INSECA is a set of tools to build and manage very secure live Linux based endpoint systems.

It builds on top of Debian's livebuild technology and adds many security oriented features to ensure a high level of security while keeping the overall usage as simple as any system.

Main features of the resulting systems include:

• possibility to be installed on any mass storage device (which will be made bootable), internal PC hard disk or VM's disk
• all non yet public data (i.e. what is not already present on the Internet) is encrypted, data is most of the time digitally signed as well
• encrypted partitions dedicated to store system and end-user data, which access is only possible after the end user authenticated and if the device has not been altered
• and more

For more infos, refer the documentation in the doc/ directory.

Introdution

INSECA operates from several configuration files, all grouped in one single global configuration directory, pointed by the $INSECA_ROOT environment variable or using the --root command line argument of the inseca tool.

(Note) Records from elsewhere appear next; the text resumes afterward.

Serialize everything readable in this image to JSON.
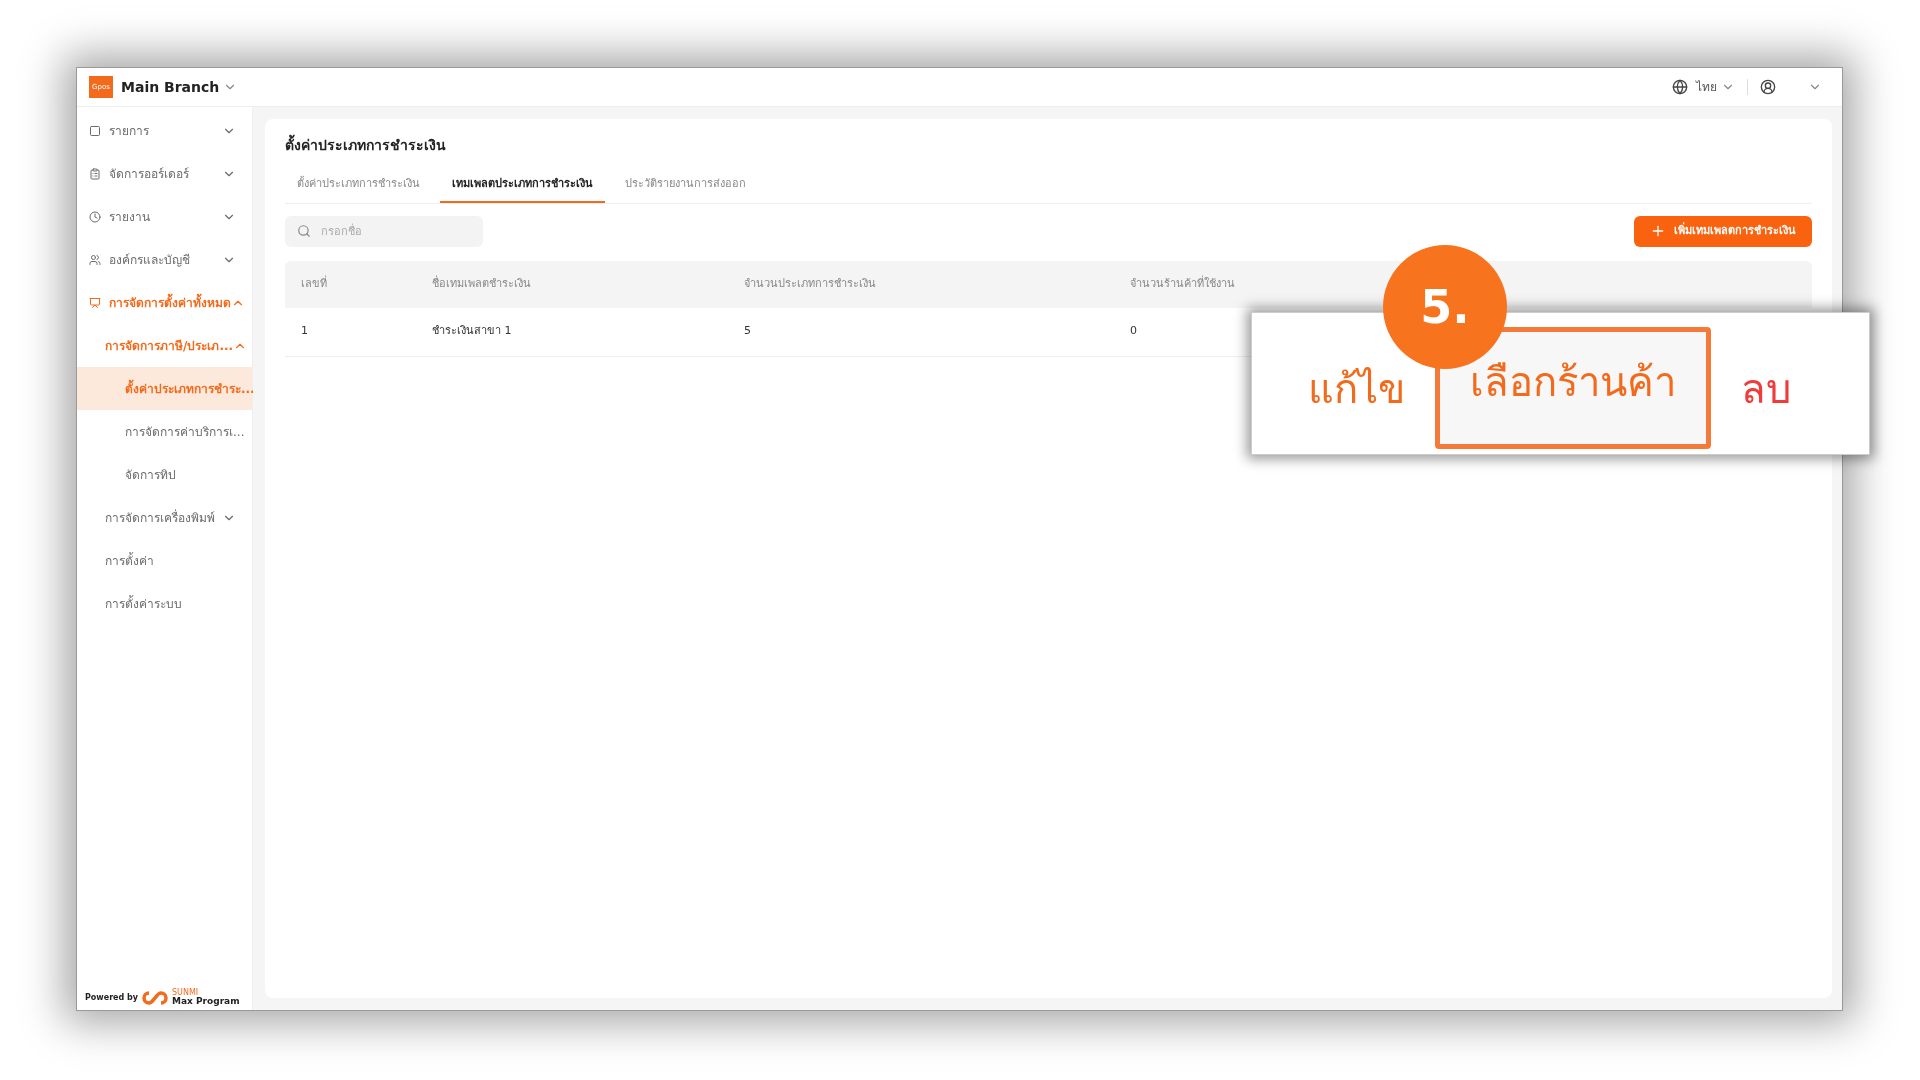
{
  "header": {
    "logo_text": "Gpos",
    "branch": "Main Branch",
    "language": "ไทย"
  },
  "sidebar": {
    "items": [
      {
        "label": "รายการ",
        "expanded": false
      },
      {
        "label": "จัดการออร์เดอร์",
        "expanded": false
      },
      {
        "label": "รายงาน",
        "expanded": false
      },
      {
        "label": "องค์กรและบัญชี",
        "expanded": false
      },
      {
        "label": "การจัดการตั้งค่าทั้งหมด",
        "expanded": true,
        "children": [
          {
            "label": "การจัดการภาษี/ประเภ...",
            "expanded": true,
            "children": [
              {
                "label": "ตั้งค่าประเภทการชำระ...",
                "selected": true
              },
              {
                "label": "การจัดการค่าบริการเ...",
                "selected": false
              },
              {
                "label": "จัดการทิป",
                "selected": false
              }
            ]
          },
          {
            "label": "การจัดการเครื่องพิมพ์",
            "expanded": false
          },
          {
            "label": "การตั้งค่า",
            "selected": false
          },
          {
            "label": "การตั้งค่าระบบ",
            "selected": false
          }
        ]
      }
    ],
    "footer": {
      "powered_by": "Powered by",
      "brand_small": "SUNMI",
      "brand": "Max Program"
    }
  },
  "page": {
    "title": "ตั้งค่าประเภทการชำระเงิน",
    "tabs": [
      {
        "label": "ตั้งค่าประเภทการชำระเงิน",
        "selected": false
      },
      {
        "label": "เทมเพลตประเภทการชำระเงิน",
        "selected": true
      },
      {
        "label": "ประวัติรายงานการส่งออก",
        "selected": false
      }
    ],
    "search": {
      "placeholder": "กรอกชื่อ"
    },
    "add_button": "เพิ่มเทมเพลตการชำระเงิน",
    "table": {
      "columns": [
        "เลขที่",
        "ชื่อเทมเพลตชำระเงิน",
        "จำนวนประเภทการชำระเงิน",
        "จำนวนร้านค้าที่ใช้งาน"
      ],
      "rows": [
        [
          "1",
          "ชำระเงินสาขา 1",
          "5",
          "0"
        ]
      ]
    }
  },
  "callout": {
    "step": "5.",
    "actions": [
      {
        "label": "แก้ไข",
        "kind": "edit",
        "highlighted": false
      },
      {
        "label": "เลือกร้านค้า",
        "kind": "select",
        "highlighted": true
      },
      {
        "label": "ลบ",
        "kind": "delete",
        "highlighted": false
      }
    ]
  }
}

These configuration files define sets of objects which main ones are:

• build configurations describing the contents of a live Linux to be built, ranging from packages, configuration scripts and the like to cryptographic keys used to protect data;
• install configurations describing how a live Linux build will be installed (cryptographic keys and secrets and various other parameters)
• domain configurations listing a coherent set of install configurations all bubdled in a domain which can be seen as a business need

The global settings are described in the $INSECA_ROOT/inseca.json file.

WARNING This program is useable but still rough, at least regarding areas such as:

• language: most is in English, with some strings still in French (gettext has started to be used)
• the documentation, which is only on French
• error reporting, especially in the configuration files handling where one is prone to make mistakes
• installation: there is no installation procedure, just download and run
• some components are not yet complete, some features don't yet work as expected
• expect some bugs

Quick start

What follows should work out of the box on any Linux distribution but has only been tested using Debian and Fedora. YMMV.

Installation

Manual installation

• install the dependencies :

  • rclone: https://rclone.org/downloads/
  • borgbackup: https://www.borgbackup.org/
  • python3 and python3-pacparser (python 3 with the pacparser)
  • git: https://git-scm.com/
  • dbus
  • make
  • requests (already included with Python3)
  • sqlite3 modules (already included with Python3)
  • libgtk-3-dev (GTK3 libraries)
  • the Docker engine : https://docs.docker.com/engine/install/

• download INSECA in dedicated directory (refered to as $SRCDIR afterwards)

• create the required Docker images: run make from the $SRCDIR/docker-images/grub-bios/ and the $SRCDIR/docker-images/livebuild/ directories

• download VeraCrypt as a DEB file from https://www.veracrypt.fr/en/Downloads.html in the $SRCDIR/components/veracrypt/packages.deb/ directory

One the installation is finished, check that the $SRCDIR/inseca program can be run: inseca -h should display the help.

Scripted installation

• download INSECA in dedicated directory (refered to as $SRCDIR afterwards)
• run the setup-debian.sh or setup-fedora.sh from the $SRCDIR directory

First configuration

To create a global configuration:

• set the local environment variables: cd $SRCDIR/tools && source ./set-env.sh (where SRCDIR points to the directory where inseca has been installed) if you are using bash
• create a dedicated directory and define the $INSECA_ROOT environment variable to point to it
• initialize the configuration's structure, run: inseca init
• create a default build configuration: inseca config-create build "My first INSECA build"
• build the associated live Linux: inseca build "My first INSECA build"

These steps, if sucessfull, ensure that INSECA is operational, from that point, refer to the documentation and build your own ecosystem.